Cleveland Police have now charged Camilia Terry, 20, with aggravated murder. The young mom is accused of killing her son Emilliano Terry, 3. Terry reported the boy missing Sunday, saying he disappeared from Kossuth Park at East 121 and Williams Avenue. Emilliano was found dead in a trash bag Monday evening within the Waste Management Facility in Oakwood Village.  Terry's other 2 children, a 5-year-old boy and an infant, are now in the care of Children Services. Emilliano's father spoke to 19 Action News. Terry remains locked up at the Cuyahoga County Justice Center and will be arraigned Tuesday. Police are having an 11 a.m. news conference. 19 Action News is carrying that live on-line and on-air.

A very cold start with temperatures in the 20s and wind chills in the teens. A weak cold front will swing through and cold produce a few flurries. The best threat of a few light snow showers will be some lake effect behind this tonight. But across Northeast Ohio, I don't expect any accumulations. Thursday dry air will hold with temperatures in the low 40s. Warmer air continues to flow in with the wind picking up out of the southwest with temperatures returning to the 50s this weekend.

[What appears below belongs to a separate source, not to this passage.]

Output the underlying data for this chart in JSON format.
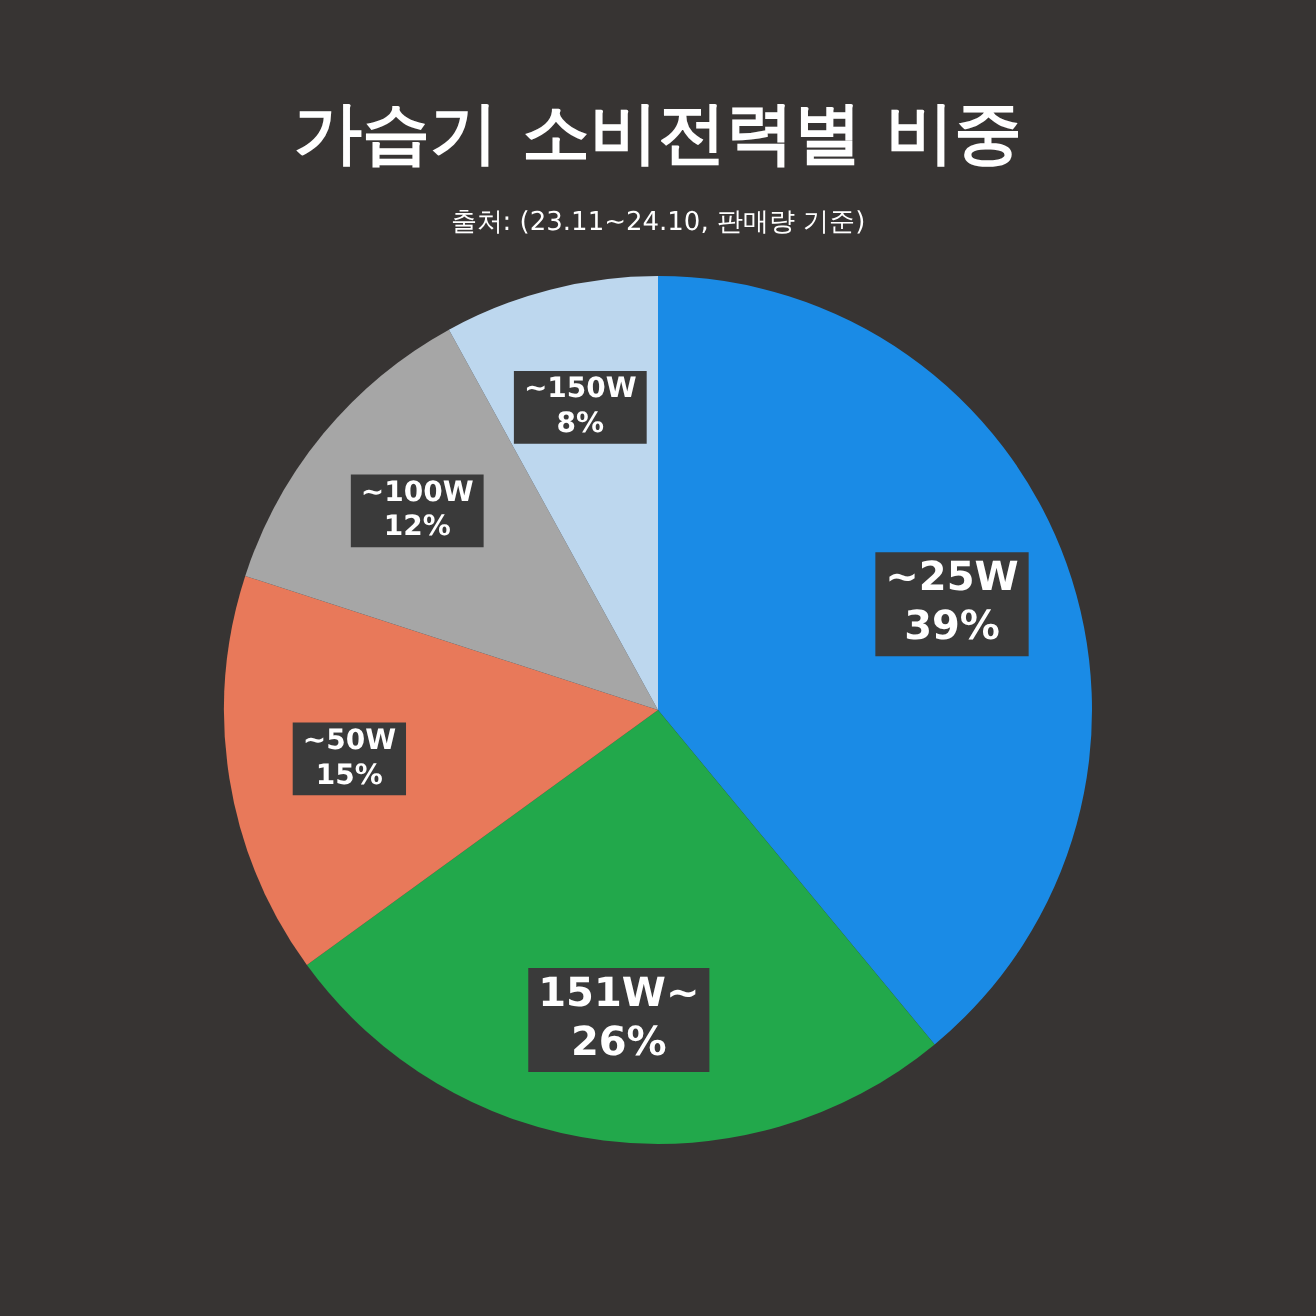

TODAY: Mostly cloudy and cold. High: 39 Wind: W at 10-15 mph

TONIGHT: Mostly cloudy with a few flurries. Low: 26 Wind: W at 10-15 mph

THURSDAY: Mostly cloudy. High: 42

Tobacco companies must publicly admit to deceiving Americans for decades about the dangers of smoking. A federal judge made that ruling on Tuesday in one of the last legal steps settling liability in the government prosecution of cigarette makers. The ruling requires tobacco companies to place messages in advertisements and package warnings about the dangers of smoking and say that Americans were "deliberately deceived."  One says, "Smoking is highly addictive. Nicotine is the addictive drug in tobacco" and another in part reads, "Smoking kills, on average, 1,200 Americans. Every day." The judge ordered the tougher warning labels six years ago but the case was tied up in court over the wording.